Do politics dictate how the characters in Cassian's personal orbit feel about him and vice versa?


I mean, yes, absolutely. Politics is the driving factor for Luthen even forming a relationship with him in the first place. Politics decided he was of lower class and is probably the only reason he knows Bix at all. To acknowledge that doesn't take away his agency in actually taking the step to form those connections. Him killing those two cops is politics--they were in a position of authority in that society and thought they could bully him. That's politics! Andor, the show, is absolutely interested in that dynamic. Not to the exclusion of good characters and telling a good story, but you can see that exploration of society everywhere in the show.

[Emphasis mine] I won't edit out the parts of your post I don't address explicitly. I responded after watching the third episode where Luthen knew Cassian for five minutes, so when I said personal orbit, I meant his pre-established relationships--why did people care about him? Why did he care about people? For that matter, we know Luthen is part of the rebellion, who are fighting against the political regime, but what makes him want to? That's beyond politics, and that's what is interesting.

I find [saying politics is behind every aspect of human experience] a very sad and narrow way to view the human condition--a view that denies individual agency (along with much else that makes us human).


I think that's silly, honestly. Our human condition, even on an individual level, is massively determined by the politics of our society and it's structure.

It's silly if you interpret the human condition to mean the opposite of what it's widely understood to mean--it's not the specific conditions in which an individual lives. And I'm not going to touch "structure" again--I find that word represents an unfalsifiable abstraction--it's a conversation ender.

That doesn't erase our own agency in determining our lives and shaping who we are, but it's an inescapable fact of life, and to pretend like our agency isn't at least somewhat determined by our place in that society is naive.

Which is it, massively determined or somewhat determined? I'm always want to hear others' opinions (and yours are always interesting), and I'm even more interested in how you come to them, and how you believe the world operates, and this post is enlightening. You give a lot of agency to politics and not a lot of people (Cassian didn't meet Bix--politics decided that Cassian could meet Bix). I think you have a much more deterministic outlook than I do, and that's probably why we find ourselves talking past one another. If we were talking about psychology, I suspect you're more Freudian, and I'm more Alderian, and that's okay.


I think you're making it something much more insidious than it actually is when I say something is "political." You're looking at that word through too much of a modern twitter lens or something, I think.

Twitter? Nah, never touch the stuff. Rots the brain.
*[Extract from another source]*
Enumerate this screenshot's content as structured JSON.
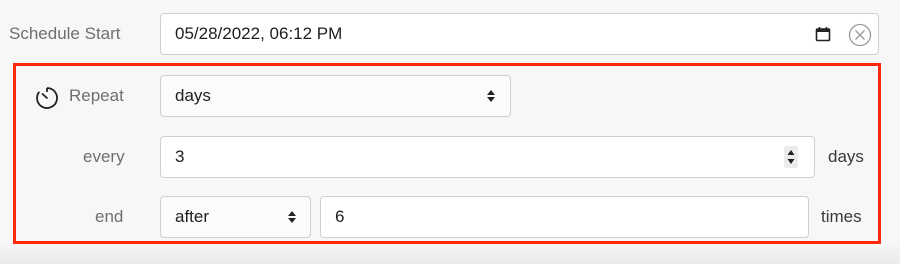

Andor seems undeniably interested in the politics of Star Wars (even outside the obvious of Mon Mothma being a major character). Star Wars has always been about the little guy taking on the big empire, but this is the first time it feels like it's really examining what the politics (both large and small, general and capital P) mean for the average person in the galaxy. We've seen countless Stormtroopers killed on screen, but this is the first time we've seen two random cops killed for being dickheads (while also managing to make one of them at least very slightly sympathetic).

I agree with what you say, I just don't label so much of it as politics. This is the first time I've seen this level of complexity and realism in Star Wars.

We've gone from Greedo retroactively shooting first so that Han isn't the bad guy or something to Andor murdering cops in the back alley. Then we get the supervisor of those cops understanding exactly what happened and trying to get it covered up just so the Empire doesn't come in full force and really take over the sector.

I know, right? Isn't it great?


Yes, like all good stories, this one is about characters and their relationships, but Andor is absolutely interested in exploring how characters live within and are shaped by the politics and society of that galaxy. That it can do both successfully is a testament to how good the show is.

Yes. The story matters most, though, and stories are about people taking action, perhaps despite having been "shaped."

Honestly, I think part of my pushback is not against you, but against people who view their entertainment as good only if it confirms their views. I think more and more people think that way, and you end up with mediocre, predictable art, like "Vice" or "God's Not Dead." The good stuff broadens our views, and the top tier stuff challenges our views by presenting a world nearly as complex as own, which is always more complex than we otherwise could have imagined. I don't know where Andor will land, but I've got high hopes.